Sontak ibu korban yang geram melabrak orang tua bocah terduga pelaku. Selanjutnya, ibu korban melaporkan apa yang dialami putrinya ke P2TP2A Mojokerto pada Selasa (10/1). Tak cukup itu orang tua korban juga melaporkan hal itu ke Polres Mojokerto.
“Hasil visum terhadap korban di RSUD Prof dr Soekandar memang menyatakan ada luka akibat memaksakan benda masuk ke dalam alat kelamin korban,” ungkap Krisdiyansari.
Kasat Reskrim Polres Mojokerto AKP Gondam Prienggondhani membenarkan pihaknya telah menerima laporan dari orang tua korban.

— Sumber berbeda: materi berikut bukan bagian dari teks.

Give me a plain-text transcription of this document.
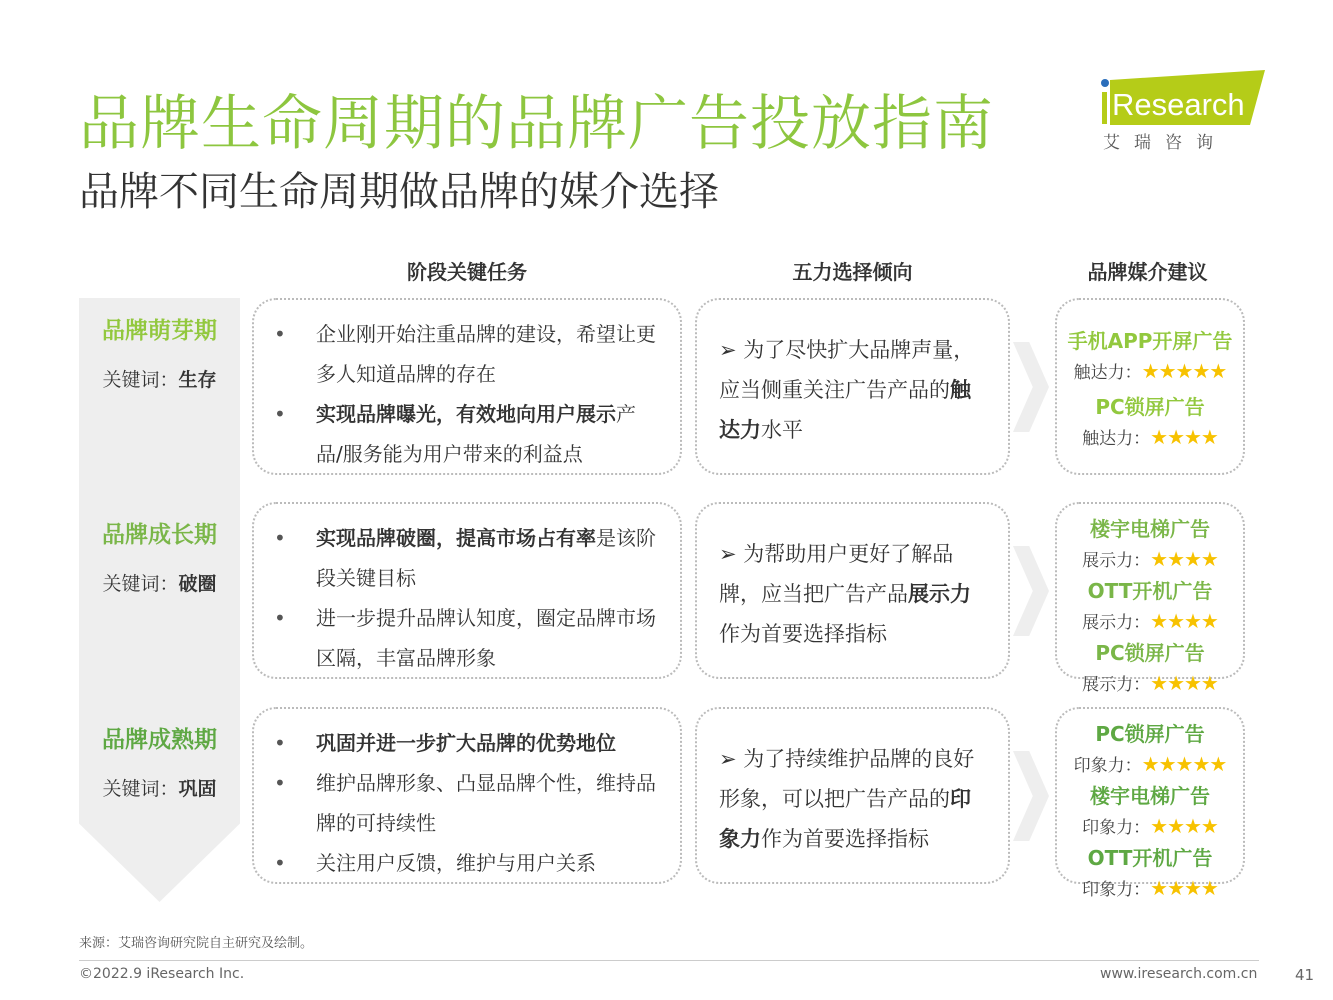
品牌生命周期的品牌广告投放指南
品牌不同生命周期做品牌的媒介选择
Research
艾瑞咨询
阶段关键任务	五力选择倾向	品牌媒介建议
品牌萌芽期
关键词：生存
• 企业刚开始注重品牌的建设，希望让更多人知道品牌的存在
• 实现品牌曝光，有效地向用户展示产品/服务能为用户带来的利益点
➢ 为了尽快扩大品牌声量，应当侧重关注广告产品的触达力水平
手机APP开屏广告
触达力：★★★★★
PC锁屏广告
触达力：★★★★
品牌成长期
关键词：破圈
• 实现品牌破圈，提高市场占有率是该阶段关键目标
• 进一步提升品牌认知度，圈定品牌市场区隔，丰富品牌形象
➢ 为帮助用户更好了解品牌，应当把广告产品展示力作为首要选择指标
楼宇电梯广告
展示力：★★★★
OTT开机广告
展示力：★★★★
PC锁屏广告
展示力：★★★★
品牌成熟期
关键词：巩固
• 巩固并进一步扩大品牌的优势地位
• 维护品牌形象、凸显品牌个性，维持品牌的可持续性
• 关注用户反馈，维护与用户关系
➢ 为了持续维护品牌的良好形象，可以把广告产品的印象力作为首要选择指标
PC锁屏广告
印象力：★★★★★
楼宇电梯广告
印象力：★★★★
OTT开机广告
印象力：★★★★
来源：艾瑞咨询研究院自主研究及绘制。
©2022.9 iResearch Inc.	www.iresearch.com.cn	41
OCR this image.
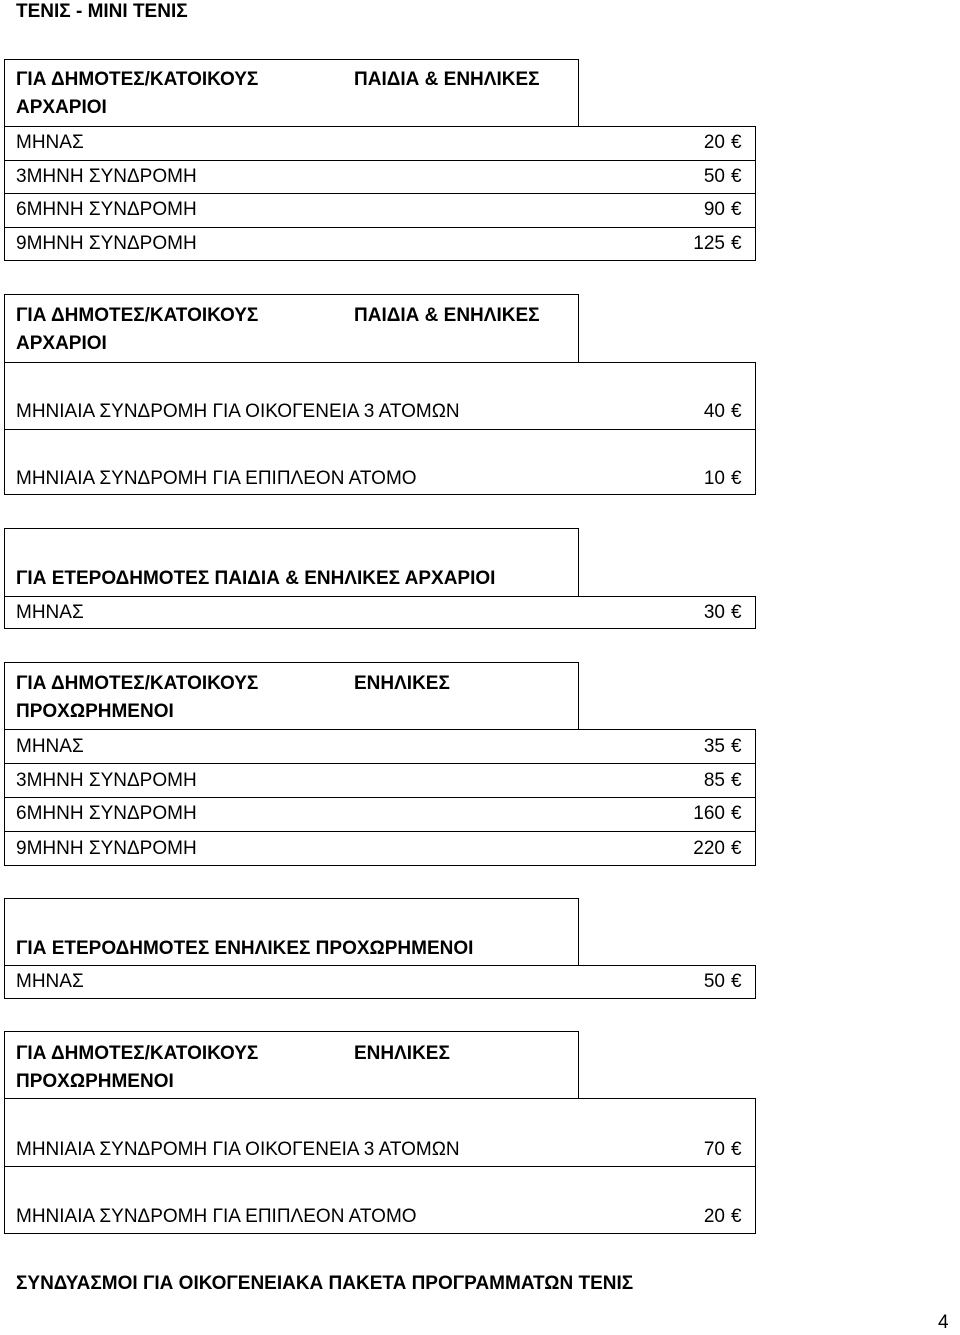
ΤΕΝΙΣ - ΜΙΝΙ ΤΕΝΙΣ
ΓΙΑ ΔΗΜΟΤΕΣ/ΚΑΤΟΙΚΟΥΣ
ΑΡΧΑΡΙΟΙ
ΠΑΙΔΙΑ & ΕΝΗΛΙΚΕΣ
ΜΗΝΑΣ	20 €
3ΜΗΝΗ ΣΥΝΔΡΟΜΗ	50 €
6ΜΗΝΗ ΣΥΝΔΡΟΜΗ	90 €
9ΜΗΝΗ ΣΥΝΔΡΟΜΗ	125 €
ΓΙΑ ΔΗΜΟΤΕΣ/ΚΑΤΟΙΚΟΥΣ
ΑΡΧΑΡΙΟΙ
ΠΑΙΔΙΑ & ΕΝΗΛΙΚΕΣ
ΜΗΝΙΑΙΑ ΣΥΝΔΡΟΜΗ ΓΙΑ ΟΙΚΟΓΕΝΕΙΑ 3 ΑΤΟΜΩΝ	40 €
ΜΗΝΙΑΙΑ ΣΥΝΔΡΟΜΗ ΓΙΑ ΕΠΙΠΛΕΟΝ ΑΤΟΜΟ	10 €
ΓΙΑ ΕΤΕΡΟΔΗΜΟΤΕΣ ΠΑΙΔΙΑ & ΕΝΗΛΙΚΕΣ ΑΡΧΑΡΙΟΙ
ΜΗΝΑΣ	30 €
ΓΙΑ ΔΗΜΟΤΕΣ/ΚΑΤΟΙΚΟΥΣ
ΠΡΟΧΩΡΗΜΕΝΟΙ
ΕΝΗΛΙΚΕΣ
ΜΗΝΑΣ	35 €
3ΜΗΝΗ ΣΥΝΔΡΟΜΗ	85 €
6ΜΗΝΗ ΣΥΝΔΡΟΜΗ	160 €
9ΜΗΝΗ ΣΥΝΔΡΟΜΗ	220 €
ΓΙΑ ΕΤΕΡΟΔΗΜΟΤΕΣ ΕΝΗΛΙΚΕΣ ΠΡΟΧΩΡΗΜΕΝΟΙ
ΜΗΝΑΣ	50 €
ΓΙΑ ΔΗΜΟΤΕΣ/ΚΑΤΟΙΚΟΥΣ
ΠΡΟΧΩΡΗΜΕΝΟΙ
ΕΝΗΛΙΚΕΣ
ΜΗΝΙΑΙΑ ΣΥΝΔΡΟΜΗ ΓΙΑ ΟΙΚΟΓΕΝΕΙΑ 3 ΑΤΟΜΩΝ	70 €
ΜΗΝΙΑΙΑ ΣΥΝΔΡΟΜΗ ΓΙΑ ΕΠΙΠΛΕΟΝ ΑΤΟΜΟ	20 €
ΣΥΝΔΥΑΣΜΟΙ ΓΙΑ ΟΙΚΟΓΕΝΕΙΑΚΑ ΠΑΚΕΤΑ ΠΡΟΓΡΑΜΜΑΤΩΝ ΤΕΝΙΣ
4
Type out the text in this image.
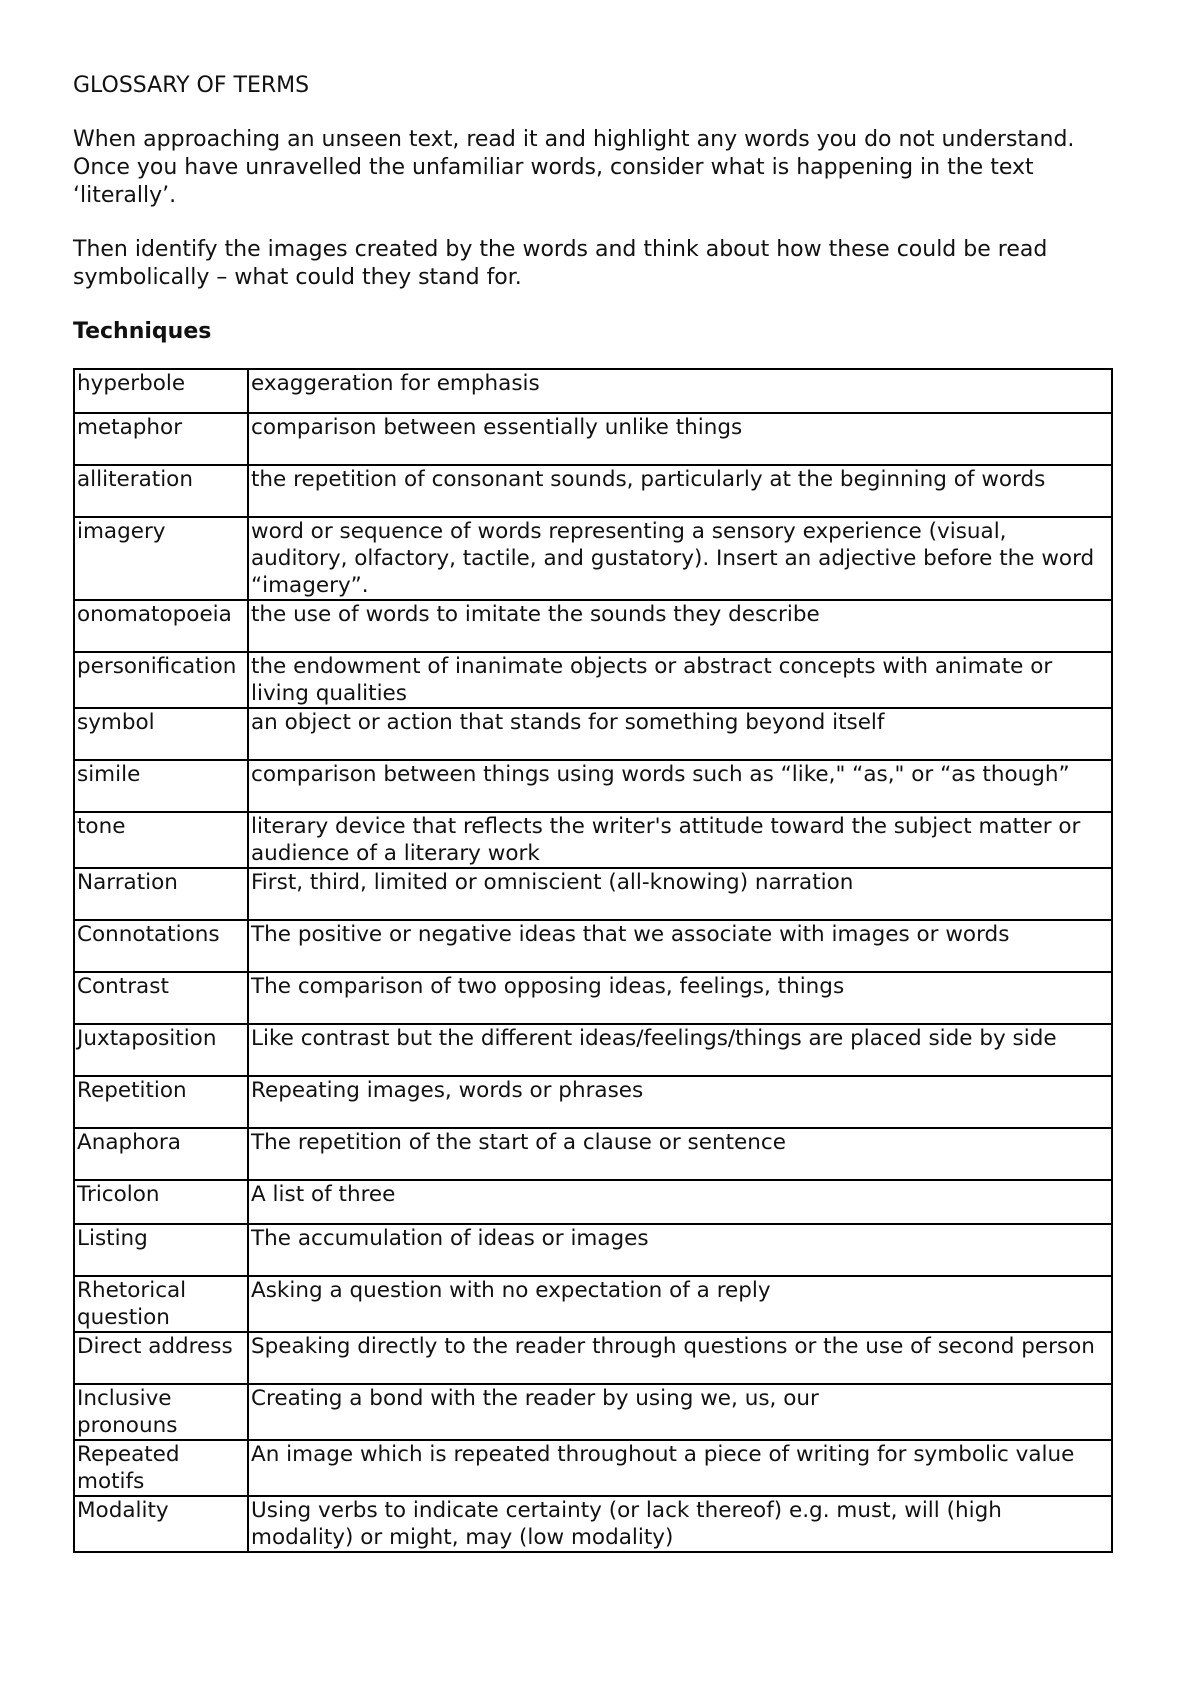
GLOSSARY OF TERMS

When approaching an unseen text, read it and highlight any words you do not understand. Once you have unravelled the unfamiliar words, consider what is happening in the text ‘literally’.

Then identify the images created by the words and think about how these could be read symbolically – what could they stand for.

Techniques
hyperbole	exaggeration for emphasis
metaphor	comparison between essentially unlike things
alliteration	the repetition of consonant sounds, particularly at the beginning of words
imagery	word or sequence of words representing a sensory experience (visual, auditory, olfactory, tactile, and gustatory). Insert an adjective before the word “imagery”.
onomatopoeia	the use of words to imitate the sounds they describe
personification	the endowment of inanimate objects or abstract concepts with animate or living qualities
symbol	an object or action that stands for something beyond itself
simile	comparison between things using words such as “like," “as," or “as though”
tone	literary device that reflects the writer's attitude toward the subject matter or audience of a literary work
Narration	First, third, limited or omniscient (all-knowing) narration
Connotations	The positive or negative ideas that we associate with images or words
Contrast	The comparison of two opposing ideas, feelings, things
Juxtaposition	Like contrast but the different ideas/feelings/things are placed side by side
Repetition	Repeating images, words or phrases
Anaphora	The repetition of the start of a clause or sentence
Tricolon	A list of three
Listing	The accumulation of ideas or images
Rhetorical question	Asking a question with no expectation of a reply
Direct address	Speaking directly to the reader through questions or the use of second person
Inclusive pronouns	Creating a bond with the reader by using we, us, our
Repeated motifs	An image which is repeated throughout a piece of writing for symbolic value
Modality	Using verbs to indicate certainty (or lack thereof) e.g. must, will (high modality) or might, may (low modality)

Kasus dugaan persetubuhan dengan korban dan pelaku anak-anak ini masih diselidiki Unit Pelayanan Perempuan dan Anak (PPA).
“Iya benar, masih dalam proses penyelidikan,” tandasnya.
Korban sempat menceritakan kepada psikolog yang melakukan pemeriksaan terhadap dirinya bahwa pemerkosaan itu sudah lima kali dia alami, dan dilakukan salah satu bocah terduga pelaku. Sedangkan dua terduga pelaku lain hanya terlibat pada tanggal 7 Januari 2023.
“Yang empat kali sepanjang 2022 di rumah salah seorang pelaku persis di sebelah rumah korban. Ketika kedua orang tua pelaku bekerja jualan sayur sehingga tidak ada orang di rumah,” ujar Krisdiyansari.
Krisdiyansari menjelaskan bahwa saat ini korban masih enggan sekolah karena malu. Anak perempuan berusia 6 tahun itu sangat membutuhkan trauma healing.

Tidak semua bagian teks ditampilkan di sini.